16.3 Wills and Executors

A will executor manages a collection of values and associated will procedures (a.k.a. finalizers). The will procedure for each value is ready to be executed when the value has been proven (by the garbage collector) to be unreachable, except through weak references (see Weak Boxes) or as the registrant for other will executors. A will is useful for triggering clean-up actions on data associated with an unreachable value, such as closing a port embedded in an object when the object is no longer used.

Calling the will-execute or will-try-execute procedure executes a will that is ready in the specified will executor. A will executor is also a synchronizable event, so sync or sync/timeout can be used to detect when a will executor has ready wills. Wills are not executed automatically, because certain programs need control to avoid race conditions. However, a program can create a thread whose sole job is to execute wills for a particular executor.

If a value is registered with multiple wills (in one or multiple executors), the wills are readied in the reverse order of registration. Since readying a will procedure makes the value reachable again, the will must be executed and the value must be proven again unreachable through only weak references before another of the wills is readied or executed. However, wills for distinct unreachable values are readied at the same time, regardless of whether the values are reachable from each other.

A will executor’s registrant is held non-weakly until after the corresponding will procedure is executed. Thus, if the content value of a weak box (see Weak Boxes) is registered with a will executor, the weak box’s content is not changed to #f until all wills have been executed for the value and the value has been proven again reachable through only weak references.

A will executor can be used as a synchronizable event (see Events). A will executor is ready for synchronization when will-execute would not block; the synchronization result of a will executor is the will executor itself.

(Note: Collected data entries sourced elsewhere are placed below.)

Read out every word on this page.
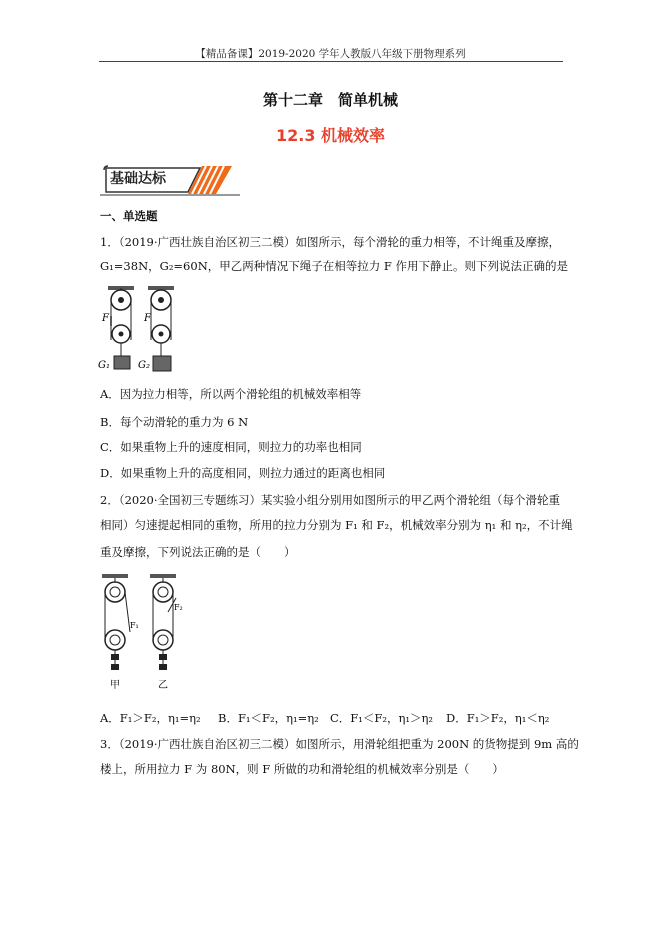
【精品备课】2019-2020 学年人教版八年级下册物理系列
第十二章　简单机械
12.3 机械效率
基础达标
一、单选题
1．（2019·广西壮族自治区初三二模）如图所示，每个滑轮的重力相等，不计绳重及摩擦，
G₁=38N，G₂=60N，甲乙两种情况下绳子在相等拉力 F 作用下静止。则下列说法正确的是
F	F
G₁	G₂
A．因为拉力相等，所以两个滑轮组的机械效率相等
B．每个动滑轮的重力为 6 N
C．如果重物上升的速度相同，则拉力的功率也相同
D．如果重物上升的高度相同，则拉力通过的距离也相同
2．（2020·全国初三专题练习）某实验小组分别用如图所示的甲乙两个滑轮组（每个滑轮重
相同）匀速提起相同的重物，所用的拉力分别为 F₁ 和 F₂，机械效率分别为 η₁ 和 η₂，不计绳
重及摩擦，下列说法正确的是（　　）
F₁
F₂
甲	乙
A．F₁＞F₂，η₁=η₂ B．F₁＜F₂，η₁=η₂ C．F₁＜F₂，η₁＞η₂ D．F₁＞F₂，η₁＜η₂
3．（2019·广西壮族自治区初三二模）如图所示，用滑轮组把重为 200N 的货物提到 9m 高的
楼上，所用拉力 F 为 80N，则 F 所做的功和滑轮组的机械效率分别是（　　）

These examples show how to run cleanup actions when no synchronization is necessary. It simply runs the registered executors as they become ready in another thread.

Examples:
> (define an-executor (make-will-executor))
> (void
   (thread
    (λ ()
      (let loop ()
        (will-execute an-executor)
        (loop)))))
> (define (executor-proc v) (printf "a-box is now garbage\n"))
> (define a-box-to-track (box #f))
> (will-register an-executor a-box-to-track executor-proc)
> (collect-garbage)
> (set! a-box-to-track #f)
> (collect-garbage)

a-box is now garbage

Returns a new will executor with no managed values.

procedure

(will-executor? v)  boolean?

  v : any/c
Returns #t if v is a will executor, #f otherwise.

procedure

(will-register executor v proc)  void?

  executor : will-executor?
  v : any/c
  proc : (any/c . -> . any)
Registers the value v with the will procedure proc in the will executor executor. When v is proven unreachable, then the procedure proc is ready to be called with v as its argument via will-execute or will-try-execute. The proc argument is strongly referenced until the will procedure is executed.

procedure

(will-execute executor)  any

  executor : will-executor?
Invokes the will procedure for a single “unreachable” value registered with the executor executor. The values returned by the will procedure are the result of the will-execute call. If no will is ready for immediate execution, will-execute blocks until one is ready.

procedure

(will-try-execute executor)  any

  executor : any/c
Like will-execute if a will is ready for immediate execution. Otherwise, #f is returned.